Luntz’s central contribution was to identify the settlements as Israel’s chief public relations problem. His solution? Deflect attention from Israel’s territorial land grab by portraying the Palestinians as terrorists. “Terror, not territory” was the answer.

Luntz’s five-point program on how to alter the narrative (“In the war of pictures, we lose,” writes Luntz) was greatly aided by the media’s repetitive use of phrases like “rockets raining down on Israel” during the 2014 attack on Gaza.

The film shows clip after clip of talking heads repeating this phrase. One is reminded of the same repetitive use of buzzword phrases such as “the smoking gun that comes in the form of a mushroom cloud” during the lead-up to the 2003 US invasion of Iraq.

Print media are equally guilty. The directors note that a keyword search on global research website LexisNexis reveals the use of “rockets raining down” more than 6,900 times compared to the fewer than 800 references to Israel’s “siege” or “blockade” of Gaza.

On the rare occasions when mainstream media allow a Palestinian narrative, Israel lobby watchdog groups attempt to claim any TV anchor is pro-Hamas who dares to allow a Palestinian voice.

It’s what Rula Jebreal calls in the film a “media scandal,” especially when compared with the coverage seen on news outlets like Channel 4 in Australia. The documentary shows Channel 4 anchors challenging Israeli officials forcefully — something that would never occur on US television.

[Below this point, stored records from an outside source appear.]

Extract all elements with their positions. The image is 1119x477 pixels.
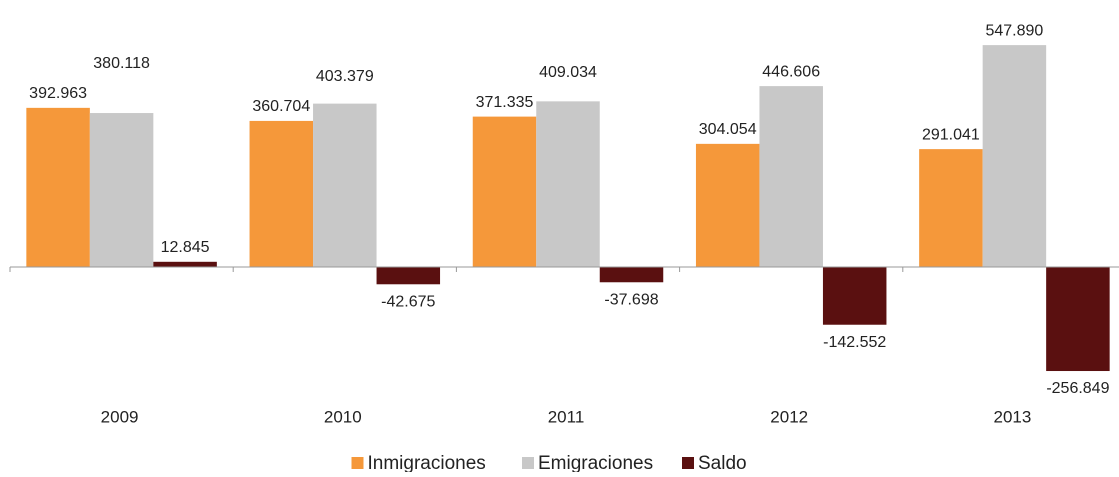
bar <box>919 149 983 267</box>
data-label: 371.335 <box>476 94 534 111</box>
x-tick-label: 2009 <box>101 407 139 426</box>
bar <box>249 120 314 267</box>
data-label: 12.845 <box>161 239 210 256</box>
data-label: 304.054 <box>699 121 757 138</box>
bar <box>153 261 217 267</box>
bar <box>376 267 441 285</box>
data-label: -37.698 <box>604 291 658 308</box>
legend-swatch <box>682 457 694 469</box>
bar <box>1046 267 1110 372</box>
bar <box>313 103 377 268</box>
data-label: 392.963 <box>29 85 87 102</box>
bar <box>89 113 154 267</box>
bar <box>695 143 760 267</box>
legend-label: Inmigraciones <box>368 453 486 472</box>
bar <box>759 86 823 267</box>
data-label: -142.552 <box>823 334 886 351</box>
bar <box>822 267 887 325</box>
x-tick-label: 2012 <box>770 407 808 426</box>
x-tick-label: 2011 <box>548 407 585 426</box>
bar <box>982 45 1047 267</box>
data-label: 380.118 <box>93 55 150 72</box>
data-label: 409.034 <box>539 64 597 81</box>
data-label: -42.675 <box>381 294 435 311</box>
bar <box>536 101 600 267</box>
data-label: -256.849 <box>1046 380 1109 397</box>
bar <box>599 267 664 283</box>
data-label: 446.606 <box>762 63 820 80</box>
data-label: 360.704 <box>252 98 310 115</box>
data-label: 547.890 <box>985 22 1043 39</box>
bar <box>26 107 90 268</box>
data-label: 291.041 <box>922 126 980 143</box>
legend-label: Emigraciones <box>538 453 653 472</box>
x-tick-label: 2013 <box>993 407 1031 426</box>
data-label: 403.379 <box>316 68 374 85</box>
legend-swatch <box>351 457 364 469</box>
legend-swatch <box>522 457 534 469</box>
x-tick-label: 2010 <box>324 407 362 426</box>
bar <box>472 116 537 268</box>
legend-label: Saldo <box>698 453 747 472</box>
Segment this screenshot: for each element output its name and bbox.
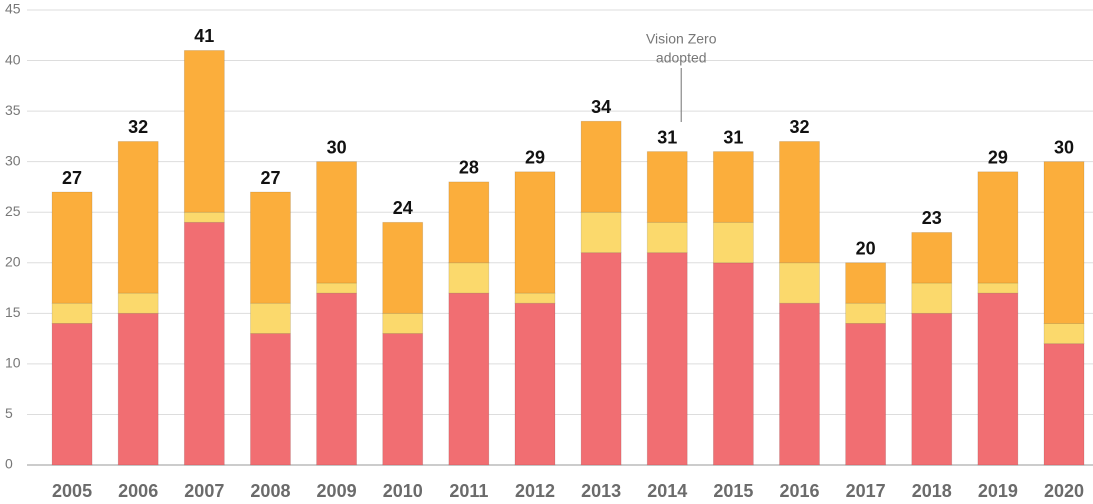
- bar-segment: [250, 191, 291, 304]
- bar-segment: [448, 292, 490, 466]
- bar-segment: [448, 181, 490, 264]
- total-label: 29: [525, 148, 545, 168]
- bar-segment: [911, 312, 953, 466]
- bar-segment: [977, 171, 1019, 284]
- x-tick-label: 2013: [581, 481, 621, 501]
- total-label: 27: [62, 168, 82, 188]
- y-tick-label: 15: [5, 304, 21, 320]
- x-tick-label: 2015: [713, 481, 753, 501]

Of course American media don’t just single out Israel for favoritism. They have long been skilled at propaganda manipulation to shape public opinion in support of the national security establishment’s latest war.

The Occupation of the American Mind examines the role of the Israel lobby, but it also notes that the “special relationship” truly began when the administration of President Richard Nixon “deputized” Israel as its “cop on the beat” for protecting US energy interests in the Middle East. A graph depicting the sharp increase in US military aid to Israel beginning in the late 1960s stunningly drives home this point.

The Occupation of the American Mind benefits greatly from an incredible lineup of incisive and articulate critics, including Phyllis Bennis, Max Blumenthal, Noam Chomsky, Amira Hass, Sut Jhally, Rashid Khalidi, Rami Khouri and Yousef Munayyer.

Despite the corporate control of mainstream media, the film doesn’t end on a pessimistic note. It finds hope in the development of social media, the growth of alternative media outlets and the boycott, divestment and sanctions movement, especially among students. In fact, hope can be found in the existence of the film itself.

Rod Such is a former editor for World Book and Encarta encyclopedias. He lives in Portland, Oregon, and is active with the Occupation-Free Portland campaign.